Jun
06
Australian Federal Budget 2010 – Superannuation Changes
ByMain points…
- Compulsory super will rise from 9% to 12% of salary in increments from July 2013 to July 2019
- People over 50 will be able to make annual tax concessional super contributions of $50,000 if their fund balance is under $500,000. Those with a higher balance will be limited to annual contributions of $25,000
- Temporary cuts to the super contribution announced previously will be permanent BUT people with income under $37,000 will receive an annual super contribution from government of up to $500
In more detail…
- The temporary cuts to the super co-contribution announced in the previous budget will be permanent and the maximum income used to determine eligibility will be frozen for 2 years
- Super funds will be able to claim a tax deduction for benefits paid for a terminal illness
- The Australian Tax office will be able to exercise its discretion regarding excess contributions tax before issuing an assessment to a taxpayer. However, this does not mean that the ATO will have any greater discretion to waive penalty tax according to Treasury.

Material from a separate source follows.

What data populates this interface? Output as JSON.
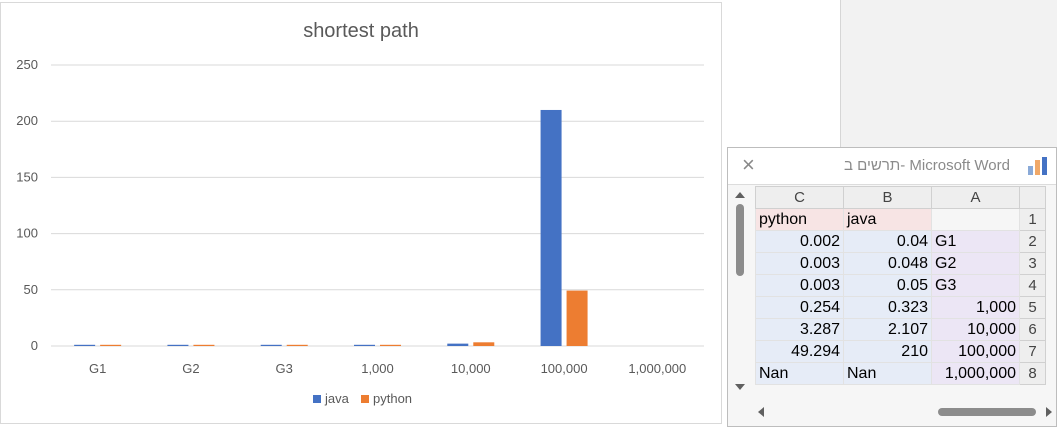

- DIY super funds that use instalment warrants to buy shares or property will have greater certainty about the ownership of the assets.
- People over 50 will be able to make annual tax concessional super contributions of $50,000 if the balance of their fund is less than $500,000. Those with a higher balance will be limited to annual contributions of $25,000.
- People with income of $37,000 or less will receive an annual super contribution from government of up to $500.
- Employees will be able to receive compulsory super until the age of 75 (up from 70, currently).